At his moment, it seems appropriate to note that Franklin has aspirations to become a motivational speaker.

Here comes an oversimplification: In the first two games, Franklin got the ball 24 times combined. Over the next three games, he got the ball 26, 19 and 30 times. In those games, he rushed for 492 yards and five TDs. And in those games, UCLA went 3-0 -- whipping a pair of ranked teams in the process -- and turned all those Bruins frowns upside down. He now ranks 10th in the nation with 125 yards rushing per game.

Franklin, however, admitted the transformation wasn't all rainbows, roses and red velvet valentines.

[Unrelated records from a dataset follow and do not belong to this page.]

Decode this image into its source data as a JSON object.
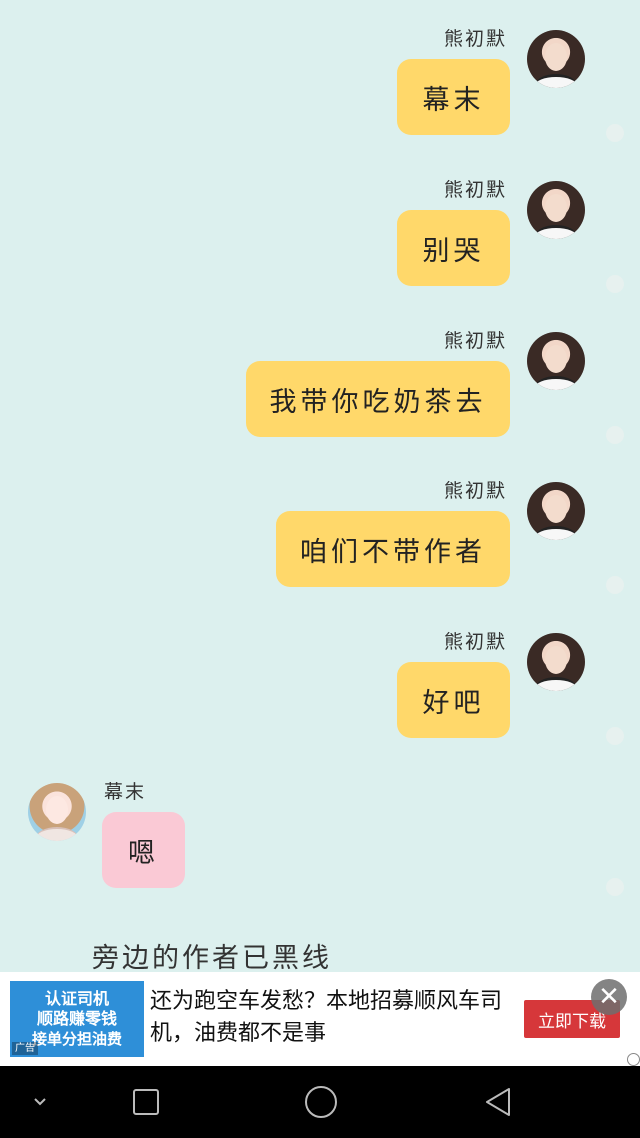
{
  "messages": [
    {
      "sender": "熊初默",
      "text": "幕末",
      "side": "right"
    },
    {
      "sender": "熊初默",
      "text": "别哭",
      "side": "right"
    },
    {
      "sender": "熊初默",
      "text": "我带你吃奶茶去",
      "side": "right"
    },
    {
      "sender": "熊初默",
      "text": "咱们不带作者",
      "side": "right"
    },
    {
      "sender": "熊初默",
      "text": "好吧",
      "side": "right"
    },
    {
      "sender": "幕末",
      "text": "嗯",
      "side": "left"
    }
  ],
  "status_line": "旁边的作者已黑线",
  "ad": {
    "thumb_line1": "认证司机",
    "thumb_line2": "顺路赚零钱",
    "thumb_line3": "接单分担油费",
    "thumb_tag": "广告",
    "headline": "还为跑空车发愁？本地招募顺风车司机，油费都不是事",
    "cta_label": "立即下载"
  },
  "colors": {
    "background": "#dcf0ee",
    "bubble_right": "#ffd86a",
    "bubble_left": "#fac9d5",
    "ad_cta": "#d6373a"
  },
  "icons": [
    "close-icon",
    "chevron-down-icon",
    "square-icon",
    "circle-icon",
    "triangle-back-icon"
  ]
}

There was some speaking truth to power. Franklin was careful about providing details, but he did say blue-collar players like center Ryan Taylor and tight end Cory Harkey provided some unflinching assessments to certain teammates (as well as of themselves).

"Sometimes you have to call people out and we did that. As a man, sometimes you have to call somebody out when they make mistakes," Franklin said. "We had people who took responsibility, who had made mistakes, who weren't playing to their potential. We all put our egos to the side."

Franklin and the Bruins figure to face a tough test Saturday at California, a team with plenty of talent that is reeling from consecutive defeats to Nevada and Arizona. UCLA hasn't won in Berkeley since 1998.

Moreover, the Bears have their own bit of adversity that could become a positive this weekend: They got sliced and diced by Nevada's pistol offense, 52-31, therefore they know exactly what not to do against UCLA's version. Further, the Bears faced the Wolf Pack on a short week; it was a Friday night road game. They face the Bruins after a bye.

In other words, Franklin and the Bruins pistol won't provide a shock to the Bears system.

"I think those are huge advantages," Neuheisel said. "Getting ready for a different kind of offense is difficult... It's not the way I would have drawn it up."

Neuheisel said he believes the pistol scheme has helped optimize Franklin's skills. The 5-foot-10, 198-pound redshirt sophomore has great vision and quickness and stresses a defender forced to make a one-on-one, open-field tackle. Further, Franklin's bigger backfield mates, Derrick Coleman and Malcolm Jones, tip the scales at 231 and 223 pounds. They add a power elements that softens things up for Franklin.

The only thing holding Franklin back? Ball security. It was an issue last year, and he's had one fumble in each of the past two games.

Franklin isn't claiming that he or his team has arrived. He noted it's been a long time since UCLA won four in a row (2005). They won three in a row to start the 2009 season and everyone was talking transformation. Then the Bruins opened Pac-10 play with five consecutive defeats.

The Bruins have admirably emerged from a low point. But they haven't climbed very high just yet.

"We won't turn this program around until we have a Pac-10 championship," Franklin said. "Right now, we're just an average team. We're nobodies. We haven't done anything yet."